Hialeah officials are hoping to stem a rise in crime with red light cameras -- but not everyone's happy about it.
Police in Miami-Dade County's second-largest municipality have already installed new red light cameras at eight intersections in an effort to stop robberies, according to the Associated Press.
The Miami Herald reports Hialeah has been plagued by a rash of robberies in the last month, including an incident at a Farm Stores station during which a clerk was threatened with a screwdriver, and a car crash-and-dash at a Radio Shack. The new cameras will alert police when they captures stolen tags and drivers with bench warrants.

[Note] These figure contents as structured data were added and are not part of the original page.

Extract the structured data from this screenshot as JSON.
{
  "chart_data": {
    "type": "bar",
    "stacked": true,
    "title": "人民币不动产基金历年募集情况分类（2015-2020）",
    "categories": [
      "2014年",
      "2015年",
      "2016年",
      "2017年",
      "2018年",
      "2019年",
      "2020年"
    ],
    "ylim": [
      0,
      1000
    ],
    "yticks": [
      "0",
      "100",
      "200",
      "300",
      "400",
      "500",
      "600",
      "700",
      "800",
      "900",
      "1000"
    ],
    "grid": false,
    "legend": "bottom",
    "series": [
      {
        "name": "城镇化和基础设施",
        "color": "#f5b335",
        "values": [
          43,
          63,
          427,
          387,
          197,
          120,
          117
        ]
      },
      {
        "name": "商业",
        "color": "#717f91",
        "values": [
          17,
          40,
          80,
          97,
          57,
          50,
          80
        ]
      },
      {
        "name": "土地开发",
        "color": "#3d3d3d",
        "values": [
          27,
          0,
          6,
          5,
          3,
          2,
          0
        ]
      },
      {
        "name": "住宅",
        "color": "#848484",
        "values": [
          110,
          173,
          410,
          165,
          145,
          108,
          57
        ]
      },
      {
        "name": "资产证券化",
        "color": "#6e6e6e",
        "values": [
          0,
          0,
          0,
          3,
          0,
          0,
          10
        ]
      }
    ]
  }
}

"These are not cameras to fine the drivers. These cameras have become a powerful tool to fight crime," Hialeah police Lt. Joe de Jesús told the Herald. The AP reports the city already captured the license plates of 14,790 vehicles belonging to drivers with suspended licenses in the first two weeks.
But Carolina González, a spokeswoman for the American Civil Liberties Union of Florida, told CBS Miami that if Hialeah plans to keep a database with information on which cars drive through the city, "they should show clear regulations about who will have access to it, what would be its use and how long the information is going to be stored... This is not clear. It is insulting to place cameras that have no benefit whatsoever nor reduce crime, making Hialeah residents believe that they do work. They are simply giving the impression that they are doing something about it."

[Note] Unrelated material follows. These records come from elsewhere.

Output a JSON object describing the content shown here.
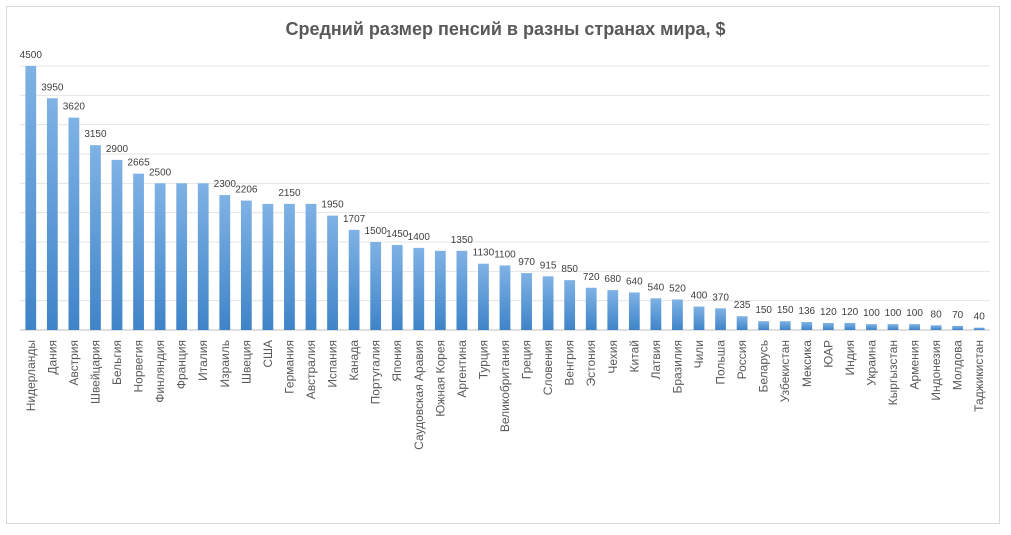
{
  "chart_data": {
    "type": "bar",
    "title": "Средний размер пенсий в разны странах мира, $",
    "xlabel": "",
    "ylabel": "",
    "ylim": [
      0,
      4500
    ],
    "grid": true,
    "bar_color": "#5b9bd5",
    "categories": [
      "Нидерланды",
      "Дания",
      "Австрия",
      "Швейцария",
      "Бельгия",
      "Норвегия",
      "Финляндия",
      "Франция",
      "Италия",
      "Израиль",
      "Швеция",
      "США",
      "Германия",
      "Австралия",
      "Испания",
      "Канада",
      "Португалия",
      "Япония",
      "Саудовская Аравия",
      "Южная Корея",
      "Аргентина",
      "Турция",
      "Великобритания",
      "Греция",
      "Словения",
      "Венгрия",
      "Эстония",
      "Чехия",
      "Китай",
      "Латвия",
      "Бразилия",
      "Чили",
      "Польша",
      "Россия",
      "Беларусь",
      "Узбекистан",
      "Мексика",
      "ЮАР",
      "Индия",
      "Украина",
      "Кыргызстан",
      "Армения",
      "Индонезия",
      "Молдова",
      "Таджикистан"
    ],
    "values": [
      4500,
      3950,
      3620,
      3150,
      2900,
      2665,
      2500,
      2500,
      2500,
      2300,
      2206,
      2150,
      2150,
      2150,
      1950,
      1707,
      1500,
      1450,
      1400,
      1350,
      1350,
      1130,
      1100,
      970,
      915,
      850,
      720,
      680,
      640,
      540,
      520,
      400,
      370,
      235,
      150,
      150,
      136,
      120,
      120,
      100,
      100,
      100,
      80,
      70,
      40
    ],
    "value_labels": [
      "4500",
      "3950",
      "3620",
      "3150",
      "2900",
      "2665",
      "2500",
      "",
      "",
      "2300",
      "2206",
      "",
      "2150",
      "",
      "1950",
      "1707",
      "1500",
      "1450",
      "1400",
      "",
      "1350",
      "1130",
      "1100",
      "970",
      "915",
      "850",
      "720",
      "680",
      "640",
      "540",
      "520",
      "400",
      "370",
      "235",
      "150",
      "150",
      "136",
      "120",
      "120",
      "100",
      "100",
      "100",
      "80",
      "70",
      "40"
    ]
  }
}
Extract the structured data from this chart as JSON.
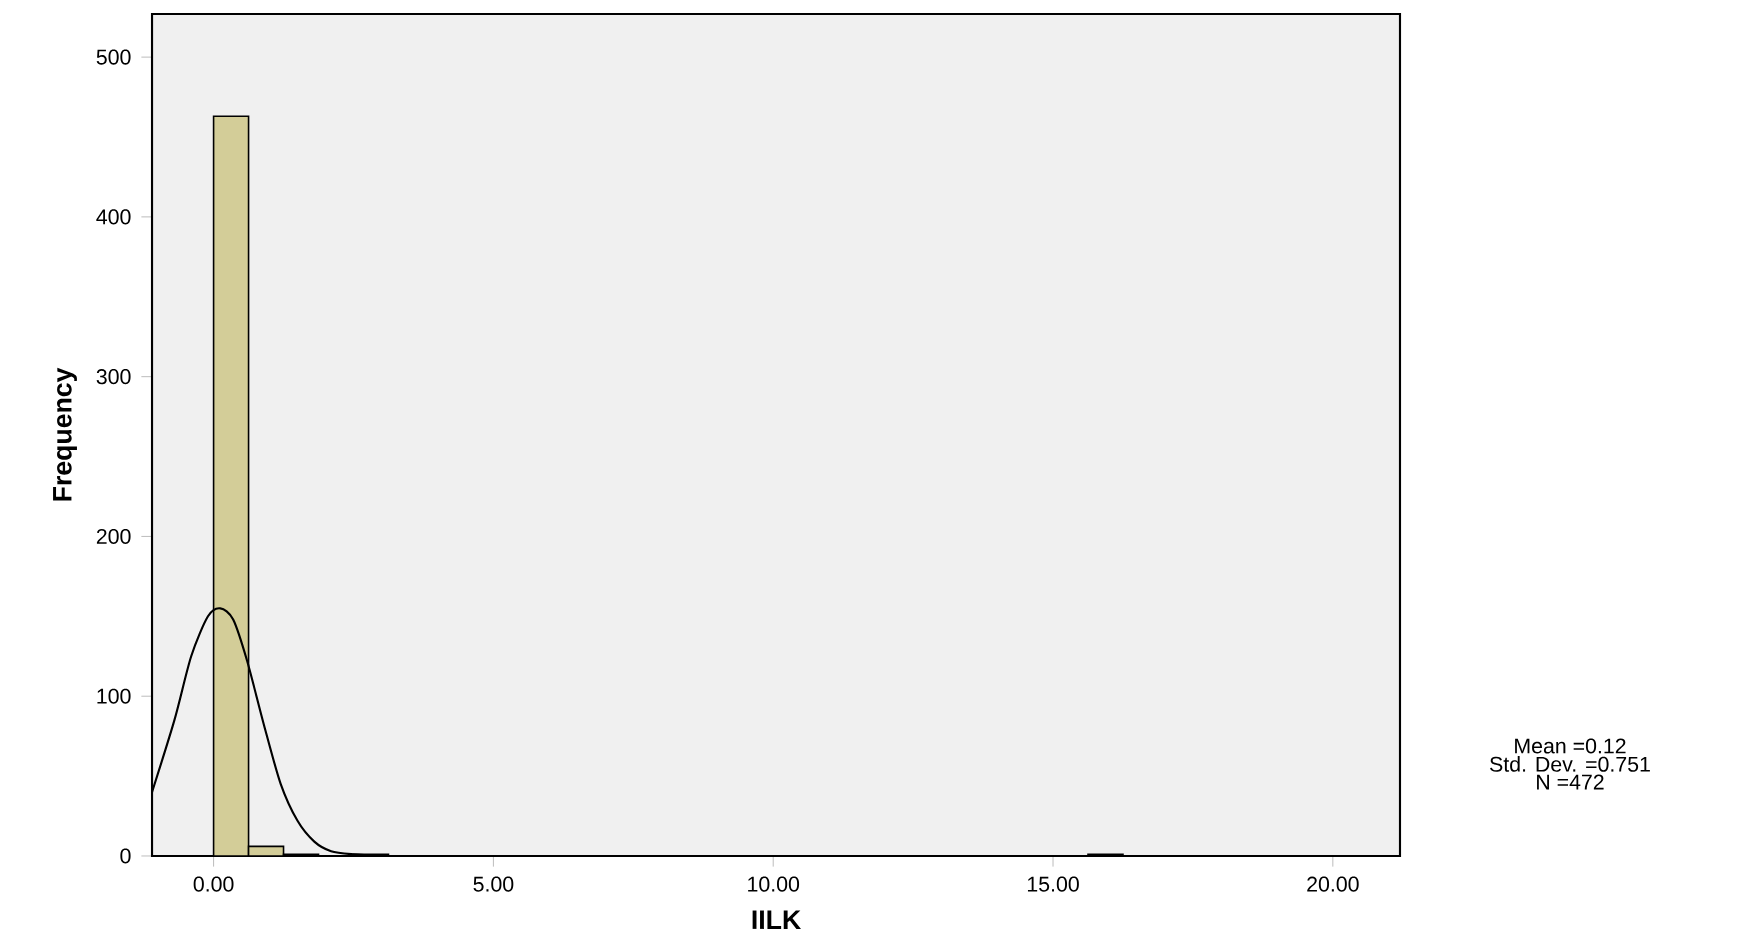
{
  "chart_data": {
    "type": "histogram",
    "xlabel": "IILK",
    "ylabel": "Frequency",
    "xlim": [
      -1.1,
      21.2
    ],
    "ylim": [
      0,
      527
    ],
    "xticks": [
      {
        "value": 0,
        "label": "0.00"
      },
      {
        "value": 5,
        "label": "5.00"
      },
      {
        "value": 10,
        "label": "10.00"
      },
      {
        "value": 15,
        "label": "15.00"
      },
      {
        "value": 20,
        "label": "20.00"
      }
    ],
    "yticks": [
      0,
      100,
      200,
      300,
      400,
      500
    ],
    "grid": false,
    "series": [
      {
        "color": "#d3cd98",
        "bins": [
          0,
          0.625,
          1.25,
          1.875,
          2.5,
          3.125,
          3.75,
          4.375,
          5,
          5.625,
          6.25,
          6.875,
          7.5,
          8.125,
          8.75,
          9.375,
          10,
          10.625,
          11.25,
          11.875,
          12.5,
          13.125,
          13.75,
          14.375,
          15,
          15.625,
          16.25
        ],
        "values": [
          463,
          6,
          1,
          0,
          1,
          0,
          0,
          0,
          0,
          0,
          0,
          0,
          0,
          0,
          0,
          0,
          0,
          0,
          0,
          0,
          0,
          0,
          0,
          0,
          0,
          1
        ]
      },
      {
        "type": "line",
        "color": "#000000",
        "x": [
          -1.1,
          -0.7,
          -0.4,
          -0.1,
          0.12,
          0.35,
          0.6,
          0.9,
          1.2,
          1.5,
          1.8,
          2.1,
          2.5,
          3.0
        ],
        "values": [
          40,
          85,
          125,
          150,
          155,
          148,
          122,
          82,
          45,
          22,
          9,
          3,
          1,
          0
        ]
      }
    ],
    "annotations": [
      "Mean =0.12",
      "Std. Dev. =0.751",
      "N =472"
    ]
  }
}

The ACLE says laws that allow for red light cameras, such as Florida's, "present major threats to due process and privacy rights."
Hialeah's cameras have been installed just as a measure that would ban them outright narrowly sailed through a committee in the Florida House of Representatives on Thursday.
Sponsor Daphne Campbell's (D-Miami) husband has been ticketed five times for running red lights on camera since 2010, according to a Herald report.